Andrew Ross Sorkin rehearses the facts:
By college, his transgressions went well beyond youthful indiscretions: A woman he was with, a local waitress, was killed when his Corvette crashed at 6:30 in the morning. He fled the scene and was found with blood on him eight hours later. His close-knit family rallied around him, sent in high-powered lawyers, and the police dropped the investigation after evidence was misplaced.
Two years later, he was involved in a high-speed car chase with the police and was accused of trying to run over an officer with his Mercedes. Again, the family’s lawyers swooped in and he was acquitted.
Sorkin concludes that The Fourth "may have inherited his position more than earned it," displaying a hitherto unsuspected mastery of the art of meiosis.
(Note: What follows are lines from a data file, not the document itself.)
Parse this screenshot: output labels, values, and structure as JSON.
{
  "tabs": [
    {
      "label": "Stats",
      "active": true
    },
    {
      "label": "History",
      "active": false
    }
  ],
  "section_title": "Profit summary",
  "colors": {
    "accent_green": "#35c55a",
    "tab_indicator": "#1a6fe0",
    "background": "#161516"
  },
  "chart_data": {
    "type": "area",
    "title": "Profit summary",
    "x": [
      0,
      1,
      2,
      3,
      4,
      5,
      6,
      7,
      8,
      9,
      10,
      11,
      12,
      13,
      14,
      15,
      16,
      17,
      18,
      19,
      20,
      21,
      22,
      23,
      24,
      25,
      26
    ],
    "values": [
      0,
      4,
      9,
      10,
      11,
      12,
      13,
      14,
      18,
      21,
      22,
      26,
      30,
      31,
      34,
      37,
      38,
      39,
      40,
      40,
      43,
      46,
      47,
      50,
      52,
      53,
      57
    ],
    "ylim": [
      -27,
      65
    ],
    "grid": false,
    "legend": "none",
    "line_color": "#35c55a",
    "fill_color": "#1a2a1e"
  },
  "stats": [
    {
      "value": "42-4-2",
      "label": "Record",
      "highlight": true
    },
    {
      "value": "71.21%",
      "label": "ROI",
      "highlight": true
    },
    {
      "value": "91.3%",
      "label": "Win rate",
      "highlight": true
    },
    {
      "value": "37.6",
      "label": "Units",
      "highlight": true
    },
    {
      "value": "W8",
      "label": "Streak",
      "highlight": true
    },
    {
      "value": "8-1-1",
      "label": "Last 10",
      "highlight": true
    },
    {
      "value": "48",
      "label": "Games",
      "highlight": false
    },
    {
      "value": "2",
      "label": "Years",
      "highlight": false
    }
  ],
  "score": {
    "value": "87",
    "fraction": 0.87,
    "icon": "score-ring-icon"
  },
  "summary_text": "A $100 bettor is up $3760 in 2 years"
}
And it’s a very relevant fact: there’s a lot of low-hanging fruit lying around for a super-professional manager like Carlos Brito to pick. You could say that Brito’s $65-a-share offer represents a 35% premium over Anheuser-Busch’s 30-day average share price; you could also say that Anheuser Busch has been trading at a 25% discount thanks to its amateur-hour management. Hilariously, the big fights over management and direction have not been between the Busch family and their professional-manager employees, but rather between fathers and uncles and sons within the family. Isn’t it time to quietly retire the lot of them, and put someone competent in charge?
Can one make the argument that, over the long term, an InBev takeover of Anheuser Busch might even be better for St Louis than a continuation of the status quo? Frankly, probably not. Once headquarters move to Belgium, a certain amount of high-end economic activity will inevitably leave St Louis. On the other hand, anybody in the area with Anheuser Busch stock is likely to become wealthier than they ever thought they would be. If I were a local, I’d be sad at the passing of a local icon, but I’d shed a finite amount of tears and move on.